AI is only accelerating this, not reversing it. Work is being automated faster than institutions can adapt. White-collar busywork is getting replaced by agents. Blue-collar repetition is facing robotics. Anthropic's CEO Dario Amodei wrote last month that "large enterprises are disrupted in general and replaced with much less labor-intensive startups." We think it's going to be bigger, faster, and more disruptive than currently reported.

What stays scarce isn't execution, it's founding. Human ingenuity at the zero-to-one stage: identifying problems worth solving, building conviction around a vision, attracting resources, earning trust to execute at scale. AI optimizes within existing patterns. It doesn't create new categories. That's a human skill unlikely to transition to machines anytime soon.

Think steel mills in the 1800s. Entire industries restructured around new technology. Labor markets adjusted, migrating from farms to cities. We're early in a similar transition. As the broader labor market shifts, the divergence will accelerate, and asset prices will follow suit.

The few who can navigate the new wave are already scarce today. Demand for a new kind of training is massive, just as it was for university degrees throughout the postwar era, but supply remains scarce. The only way to acquire these skills is to learn directly from others who are great at doing it: join a great startup. Unfortunately there just aren't enough of those, and access isn't evenly distributed. Today's working class is already on the wrong side of this shift. Capital, however, has a chance to adapt.

If you owned farmland at the start of the industrial revolution, the smart move was to sell it and acquire industrial assets near cities before prices re-aligned. On the eve of this Cambrian explosion of economic opportunity, the challenge for investors won't be access, it will be surface area. What and where you buy matters as much as when. Get there too late, and the returns aren't worth the risk.
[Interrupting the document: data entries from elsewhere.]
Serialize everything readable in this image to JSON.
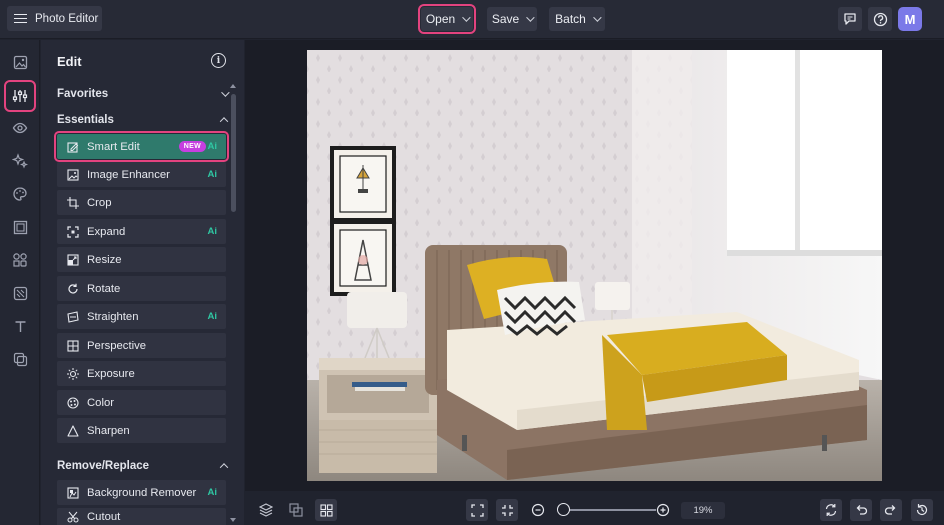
{
  "header": {
    "app_title": "Photo Editor",
    "menus": [
      {
        "label": "Open"
      },
      {
        "label": "Save"
      },
      {
        "label": "Batch"
      }
    ],
    "avatar_initial": "M"
  },
  "rail": {
    "icons": [
      "image-icon",
      "sliders-icon",
      "eye-icon",
      "sparkles-icon",
      "palette-icon",
      "frame-icon",
      "shapes-icon",
      "texture-icon",
      "text-icon",
      "overlay-icon"
    ],
    "active_index": 1
  },
  "panel": {
    "title": "Edit",
    "sections": {
      "favorites": "Favorites",
      "essentials": "Essentials",
      "remove_replace": "Remove/Replace"
    },
    "tools": [
      {
        "label": "Smart Edit",
        "badge": "NEW",
        "ai": "Ai",
        "icon": "smart-edit-icon"
      },
      {
        "label": "Image Enhancer",
        "ai": "Ai",
        "icon": "enhancer-icon"
      },
      {
        "label": "Crop",
        "icon": "crop-icon"
      },
      {
        "label": "Expand",
        "ai": "Ai",
        "icon": "expand-icon"
      },
      {
        "label": "Resize",
        "icon": "resize-icon"
      },
      {
        "label": "Rotate",
        "icon": "rotate-icon"
      },
      {
        "label": "Straighten",
        "ai": "Ai",
        "icon": "straighten-icon"
      },
      {
        "label": "Perspective",
        "icon": "perspective-icon"
      },
      {
        "label": "Exposure",
        "icon": "exposure-icon"
      },
      {
        "label": "Color",
        "icon": "color-icon"
      },
      {
        "label": "Sharpen",
        "icon": "sharpen-icon"
      }
    ],
    "remove_tools": [
      {
        "label": "Background Remover",
        "ai": "Ai",
        "icon": "background-remover-icon"
      },
      {
        "label": "Cutout",
        "icon": "cutout-icon"
      }
    ]
  },
  "canvas": {
    "zoom_level": "19%",
    "zoom_fraction": 0.03
  },
  "colors": {
    "accent_highlight": "#e3437f",
    "active_tool": "#2f7a6c",
    "ai_tag": "#2fc7a3",
    "new_badge": "#c63fe0",
    "avatar": "#7b79e8"
  }
}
The traditional playbook of writing checks into brand-name venture funds doesn't work in a world where platforms are raising double-digit billion funds catering to institutions. Underwriting growth rounds into companies that are already working is perfect for a pension or sovereign wealth fund, but less than ideal for private investors looking to grow portfolios while generating cashflow to fund new investments.
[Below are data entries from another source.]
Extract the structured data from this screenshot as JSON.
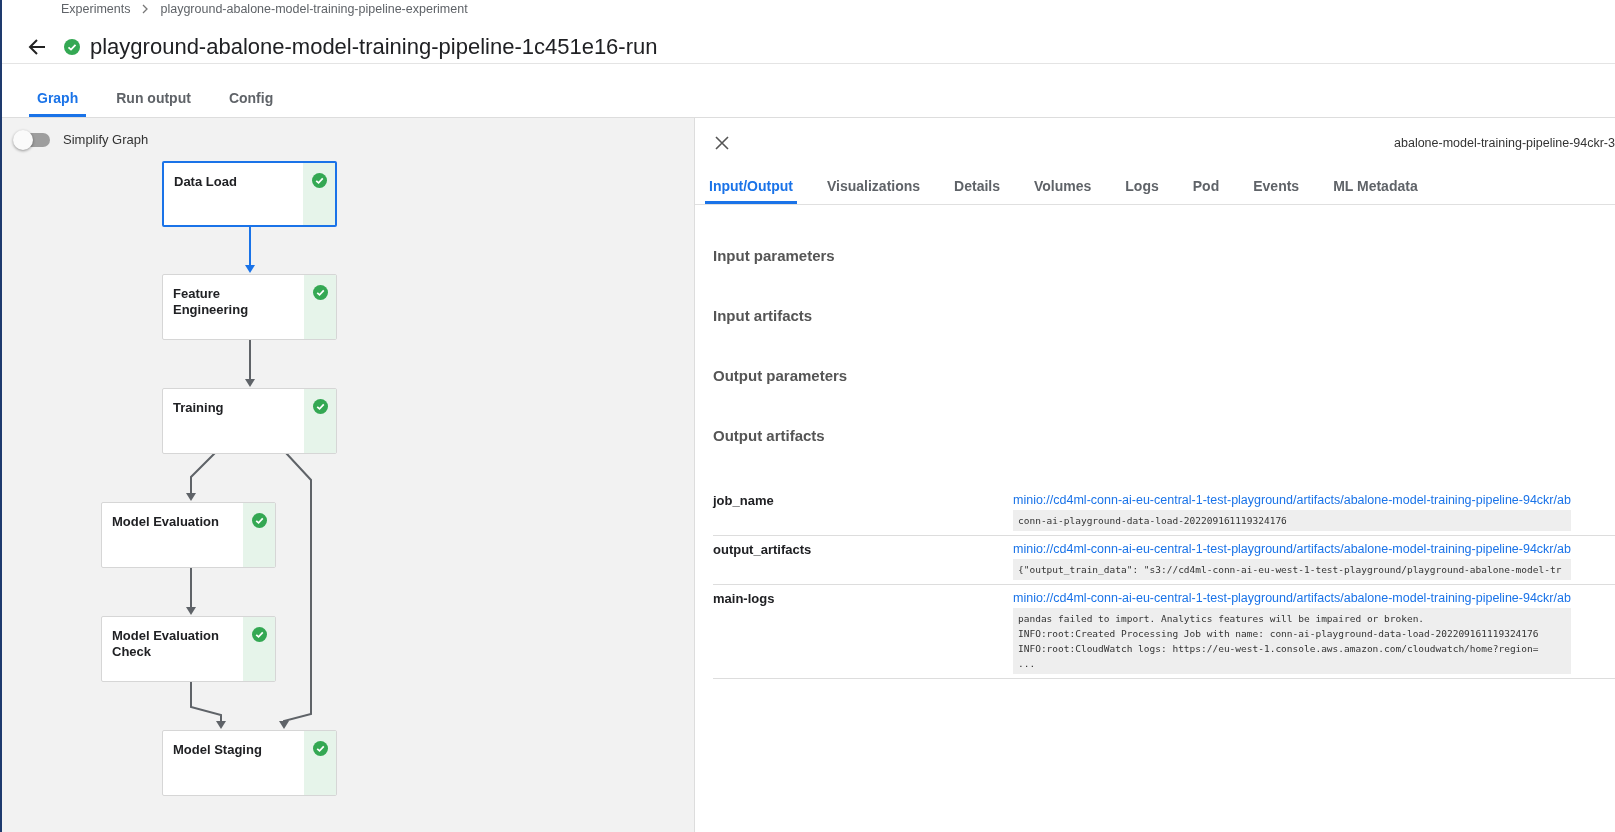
{
  "breadcrumbs": [
    "Experiments",
    "playground-abalone-model-training-pipeline-experiment"
  ],
  "title": {
    "text": "playground-abalone-model-training-pipeline-1c451e16-run",
    "succeeded": true
  },
  "tabs": [
    {
      "label": "Graph",
      "selected": true
    },
    {
      "label": "Run output",
      "selected": false
    },
    {
      "label": "Config",
      "selected": false
    }
  ],
  "simplify_graph": {
    "label": "Simplify Graph",
    "on": false
  },
  "nodes": [
    {
      "label": "Data Load",
      "succeeded": true,
      "selected": true
    },
    {
      "label": "Feature Engineering",
      "succeeded": true,
      "selected": false
    },
    {
      "label": "Training",
      "succeeded": true,
      "selected": false
    },
    {
      "label": "Model Evaluation",
      "succeeded": true,
      "selected": false
    },
    {
      "label": "Model Evaluation Check",
      "succeeded": true,
      "selected": false
    },
    {
      "label": "Model Staging",
      "succeeded": true,
      "selected": false
    }
  ],
  "side_panel": {
    "id": "abalone-model-training-pipeline-94ckr-3",
    "tabs": [
      {
        "label": "Input/Output",
        "selected": true
      },
      {
        "label": "Visualizations",
        "selected": false
      },
      {
        "label": "Details",
        "selected": false
      },
      {
        "label": "Volumes",
        "selected": false
      },
      {
        "label": "Logs",
        "selected": false
      },
      {
        "label": "Pod",
        "selected": false
      },
      {
        "label": "Events",
        "selected": false
      },
      {
        "label": "ML Metadata",
        "selected": false
      }
    ],
    "sections": [
      "Input parameters",
      "Input artifacts",
      "Output parameters",
      "Output artifacts"
    ],
    "output_artifacts": [
      {
        "name": "job_name",
        "link": "minio://cd4ml-conn-ai-eu-central-1-test-playground/artifacts/abalone-model-training-pipeline-94ckr/ab",
        "preview": [
          "conn-ai-playground-data-load-202209161119324176"
        ]
      },
      {
        "name": "output_artifacts",
        "link": "minio://cd4ml-conn-ai-eu-central-1-test-playground/artifacts/abalone-model-training-pipeline-94ckr/ab",
        "preview": [
          "{\"output_train_data\": \"s3://cd4ml-conn-ai-eu-west-1-test-playground/playground-abalone-model-tr"
        ]
      },
      {
        "name": "main-logs",
        "link": "minio://cd4ml-conn-ai-eu-central-1-test-playground/artifacts/abalone-model-training-pipeline-94ckr/ab",
        "preview": [
          "pandas failed to import. Analytics features will be impaired or broken.",
          "INFO:root:Created Processing Job with name: conn-ai-playground-data-load-202209161119324176",
          "INFO:root:CloudWatch logs: https://eu-west-1.console.aws.amazon.com/cloudwatch/home?region=",
          "..."
        ]
      }
    ]
  }
}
We believe the opportunity lives early. By the time the trajectory is obvious, the upside is already gone. First checks are written before the market crowns a winner. You're betting on the person's ability to navigate zero-to-one, not business metrics. The reward for that early risk goes beyond venture-scale returns, it gives investors the ability to generate cashflow via secondary markets, a privilege reserved for a handful of winners and very early shareholders.

The seed-stage market was relatively small a decade ago, easy to cover in its entirety by a handful of firms. Now it's booming, and thanks to productivity gains from AI, we don't think it will slow down. If anything, it will accelerate.

A matching problem is presenting itself. Game recognizes game. The best founders choose their investors, not just their capital. They want someone who's lived zero-to-one, who has the pattern recognition and relevant experience to be genuinely value-add. At the earliest stages, human judgment and talent networks are the only things that matter.

That's why Slice bundles managers who connect with founders on the journey because they've taken it themselves. They're making judgments on people, not just metrics. Can this person build a category-defining company? Will they attract the talent, capital, and customer conviction to scale? There's no spreadsheet for that. It's taste, and taste comes from real life experience, not a badge. Just follow the talent, and let it guide you to the future.